California 1st District to Hear Ogilvie Appeals

The 1st Appellate District has granted the Petitions for Writ of Review filed by both applicant and defendant in the Ogilvie case (this hyperlink will take you to the Appellate Court's Docket); requests which had been inactive since January, 2010 and ordered the appeals consolidated for further briefing and hearing. While the timing might imply a response to the hullabaloo over the 6th District's decision in Martinez USD v W.C.A.B. (Guzman) which issued last Thursday, the order is dated Friday and undoubtedly was decided prior to that date. The 1st District tends to take a bit longer than some of the other districts to decide if a request for hearing is to be granted and this act is fairly consistent with this Court's usual course of business. In an unusual move the Court decided the record was adequate before it and did not order the clerk to request the W.C.A.B. forward its file (as is typical in such matters) for the Court to review (unless there is an objection and a request for the record to be supplemented).

However the Court did instruct the parties to submit additional briefing on what it apparently regards the key issue to be considered:

Labor Code section 4660, subdivision (c) provides that California's Permanent Disability Ratings Schedule (PDRS) is "prima facie evidence of the percentage of permanent disability to be attributed to each injury covered by the schedule." In Costa v. Hardy Diagnostic and State Compensation Insurance Fund (2006) 71 Cal. Comp. Cases 1797, the Workers Compensation Appeals Board ruled that even in light of Senate Bill No. 899, the parties retain the opportunity to present rebuttal evidence to ratings under the PDRS. Hardy also states that the evidence necessary to rebut a scheduled rating is to be decided, at least initially, on a case by case basis. (Id.) The parties are directed to file briefs addressing the following questions: What must a party show to rebut the presumption in section 4660? Is a showing that a claimant's diminished earning capacity is different than the diminished earning capacity reflected in the PDRS for the claimant's scheduled rating sufficient to rebut the presumption in section 4660? Should a general rule be formulated that provides guidance on the showing necessary for a party to rebut the presumption in section 4660? If so, how should the general rule be articulated? Petitioner Ogilvie shall file a supplemental opening brief on these issues on or before August 30, 2010. Respondents Workers' Compensation and Appeals Board and the City and County of San Francisco shall file a supplemental opposition on or before September 10, 2010. Petitioner Ogilvie may file a supplemental reply on or before September 20, 2010. The parties shall appear for oral argument in this matter when the matter is ordered on calendar. (A126344 and A126427)"(underlining & emphasis added)

The Court obviously considers the issue of how to rebut the schedule, not whether the schedule is rebuttable, as the issue to be answered and has directed the parties specifically to that issue. The Court could just have easily asked "Did the W.C.A.B. do it right or should be find some other answer to what you do with Rebuttal to the PDRS? While it is likely the briefs have addressed that issue, the Courts seems to want to focus on that question as opposed to the question of whether rebuttal is possible and the various other arguments regarding the case as an underground regulation etc.

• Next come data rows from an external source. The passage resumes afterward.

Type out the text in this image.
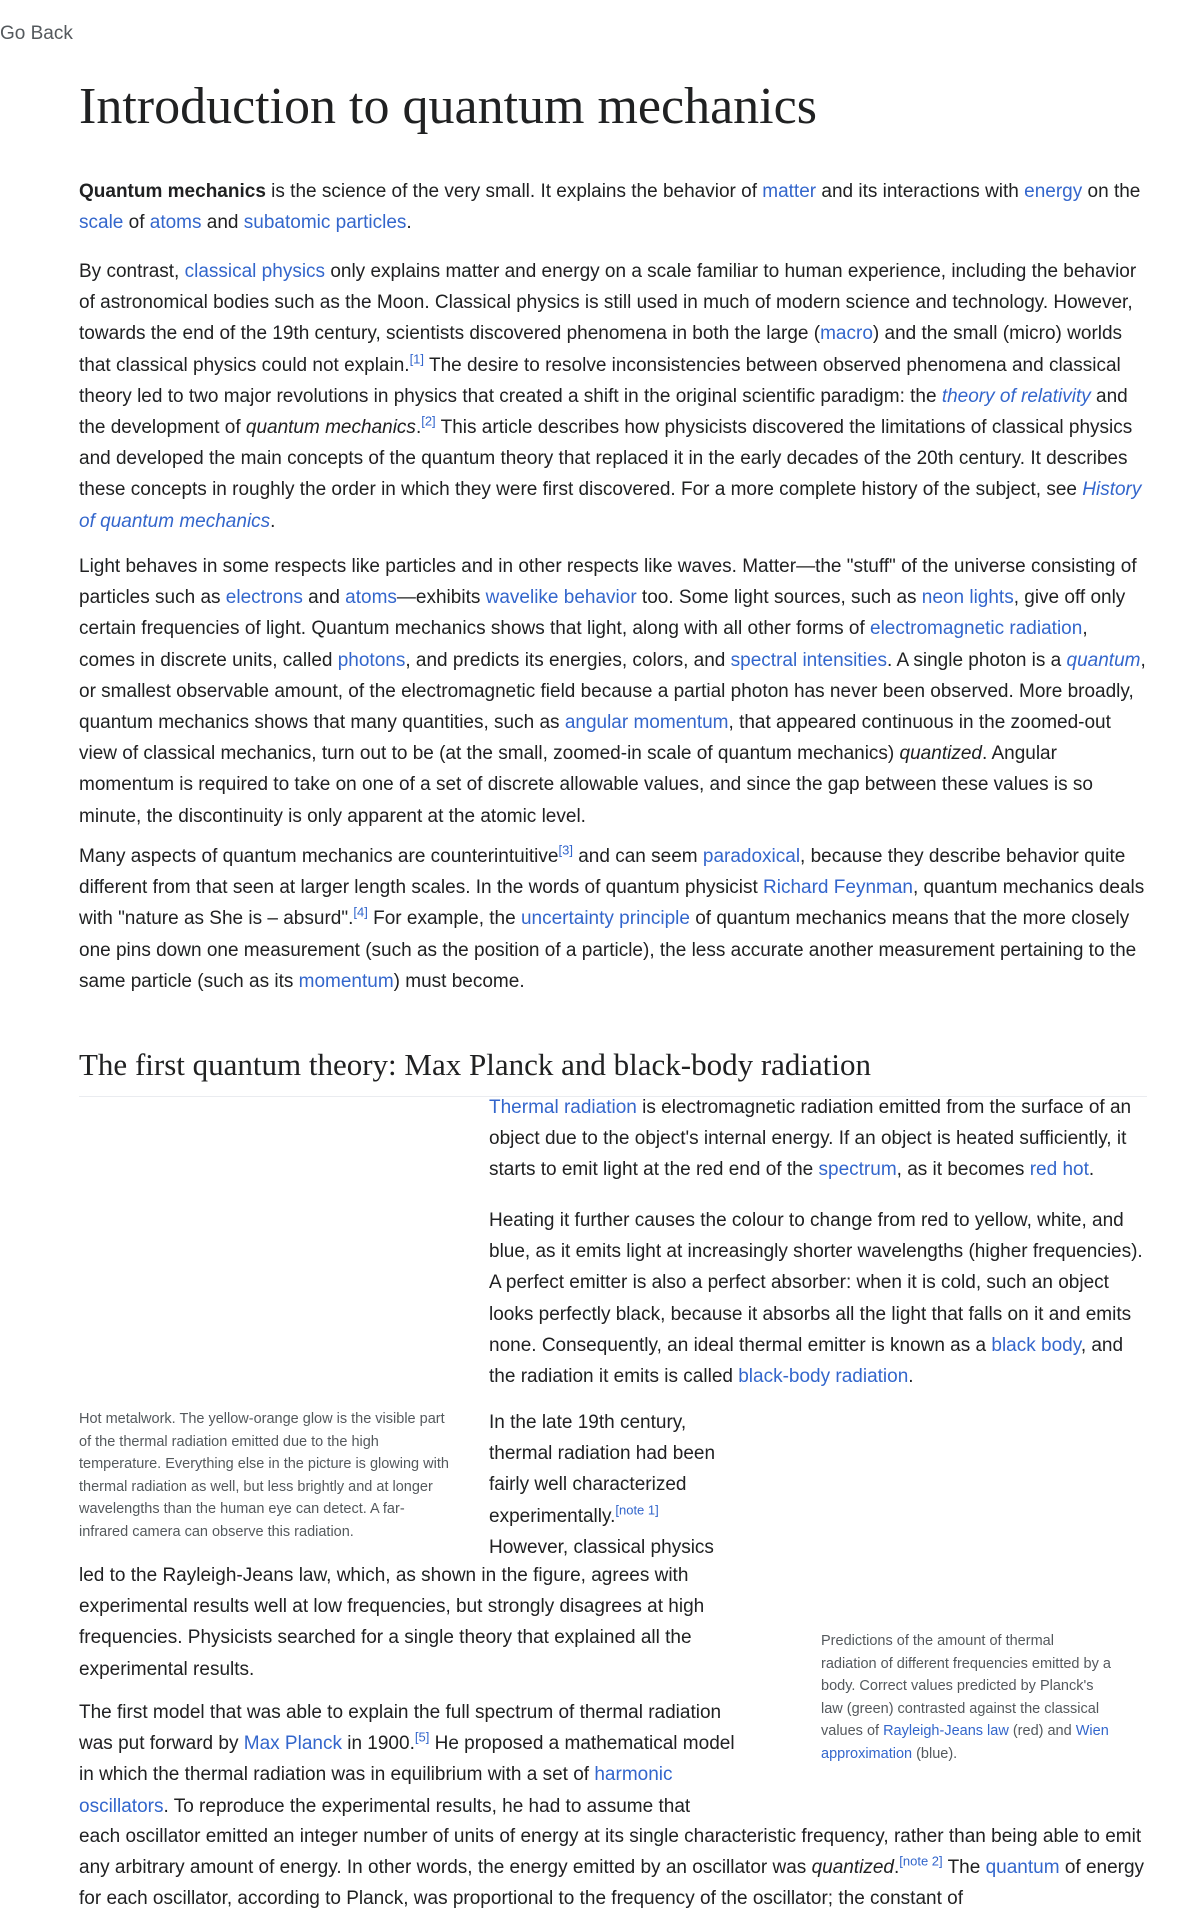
Go Back
Introduction to quantum mechanics

Quantum mechanics is the science of the very small. It explains the behavior of matter and its interactions with energy on the scale of atoms and subatomic particles.

By contrast, classical physics only explains matter and energy on a scale familiar to human experience, including the behavior of astronomical bodies such as the Moon. Classical physics is still used in much of modern science and technology. However, towards the end of the 19th century, scientists discovered phenomena in both the large (macro) and the small (micro) worlds that classical physics could not explain.[1] The desire to resolve inconsistencies between observed phenomena and classical theory led to two major revolutions in physics that created a shift in the original scientific paradigm: the theory of relativity and the development of quantum mechanics.[2] This article describes how physicists discovered the limitations of classical physics and developed the main concepts of the quantum theory that replaced it in the early decades of the 20th century. It describes these concepts in roughly the order in which they were first discovered. For a more complete history of the subject, see History of quantum mechanics.

Light behaves in some respects like particles and in other respects like waves. Matter—the "stuff" of the universe consisting of particles such as electrons and atoms—exhibits wavelike behavior too. Some light sources, such as neon lights, give off only certain frequencies of light. Quantum mechanics shows that light, along with all other forms of electromagnetic radiation, comes in discrete units, called photons, and predicts its energies, colors, and spectral intensities. A single photon is a quantum, or smallest observable amount, of the electromagnetic field because a partial photon has never been observed. More broadly, quantum mechanics shows that many quantities, such as angular momentum, that appeared continuous in the zoomed-out view of classical mechanics, turn out to be (at the small, zoomed-in scale of quantum mechanics) quantized. Angular momentum is required to take on one of a set of discrete allowable values, and since the gap between these values is so minute, the discontinuity is only apparent at the atomic level.

Many aspects of quantum mechanics are counterintuitive[3] and can seem paradoxical, because they describe behavior quite different from that seen at larger length scales. In the words of quantum physicist Richard Feynman, quantum mechanics deals with "nature as She is – absurd".[4] For example, the uncertainty principle of quantum mechanics means that the more closely one pins down one measurement (such as the position of a particle), the less accurate another measurement pertaining to the same particle (such as its momentum) must become.

The first quantum theory: Max Planck and black-body radiation
Hot metalwork. The yellow-orange glow is the visible part of the thermal radiation emitted due to the high temperature. Everything else in the picture is glowing with thermal radiation as well, but less brightly and at longer wavelengths than the human eye can detect. A far-infrared camera can observe this radiation.

Thermal radiation is electromagnetic radiation emitted from the surface of an object due to the object's internal energy. If an object is heated sufficiently, it starts to emit light at the red end of the spectrum, as it becomes red hot.

Heating it further causes the colour to change from red to yellow, white, and blue, as it emits light at increasingly shorter wavelengths (higher frequencies). A perfect emitter is also a perfect absorber: when it is cold, such an object looks perfectly black, because it absorbs all the light that falls on it and emits none. Consequently, an ideal thermal emitter is known as a black body, and the radiation it emits is called black-body radiation.

In the late 19th century, thermal radiation had been fairly well characterized experimentally.[note 1] However, classical physics

led to the Rayleigh-Jeans law, which, as shown in the figure, agrees with experimental results well at low frequencies, but strongly disagrees at high frequencies. Physicists searched for a single theory that explained all the experimental results.

Predictions of the amount of thermal radiation of different frequencies emitted by a body. Correct values predicted by Planck's law (green) contrasted against the classical values of Rayleigh-Jeans law (red) and Wien approximation (blue).

The first model that was able to explain the full spectrum of thermal radiation was put forward by Max Planck in 1900.[5] He proposed a mathematical model in which the thermal radiation was in equilibrium with a set of harmonic oscillators. To reproduce the experimental results, he had to assume that

each oscillator emitted an integer number of units of energy at its single characteristic frequency, rather than being able to emit any arbitrary amount of energy. In other words, the energy emitted by an oscillator was quantized.[note 2] The quantum of energy for each oscillator, according to Planck, was proportional to the frequency of the oscillator; the constant of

Briefing is due to be completed by September 20, 2010 and then the Court will set the case for oral argument. It seems unlikely we will have a final decision from this court before the end of 2010.

In the third of our triumvirate of rating cases, S.C.I.F. v W.C.A.B. (Almaraz), briefing was concluded in early June, 2010. Action by the Court could come at any time to grant the Petition for Hearing, deny the writ or possibly issue an unpublished opinion going either way. The 5th District is likely at least considering what its sister Court in the 6th District did with the exact same issue but can agree, disagree or punt. Disagreeing would set up a conflict of opinions on identical issues that can only be resolved by the Supreme Court taking some action. It could grant hearings in one or both cases, order one of the decisions unpublished or grant appeal in one of the cases and transfer back to the appellate court with instructions to consider the other case. Options abound at this point.

It is important to keep in mind that simply granting the Petition for Hearing does not invalidate the current W.C.A.B. en banc decision and WCJs and W.C.A.B. Panels are still bound to rule on cases before them consistent with the en banc decision (See Diggle v Sierra Sands USD, 70 Cal. Comp. Cases 1480). While many judges are not anxious to proceed on cases involving Ogilvie issues and the W.C.A.B. has provided a good deal of guidance with some solid panel decisions, it is not possible to ignore this issue in cases where it has been properly raised and caution needs to be taken where a Applicant Attorney has raised the issue to make certain the record is fully developed and not left to a one sided evidentiary record in the hopes the Appellate Courts will invalidate the Ogilvie holding and moot the issue.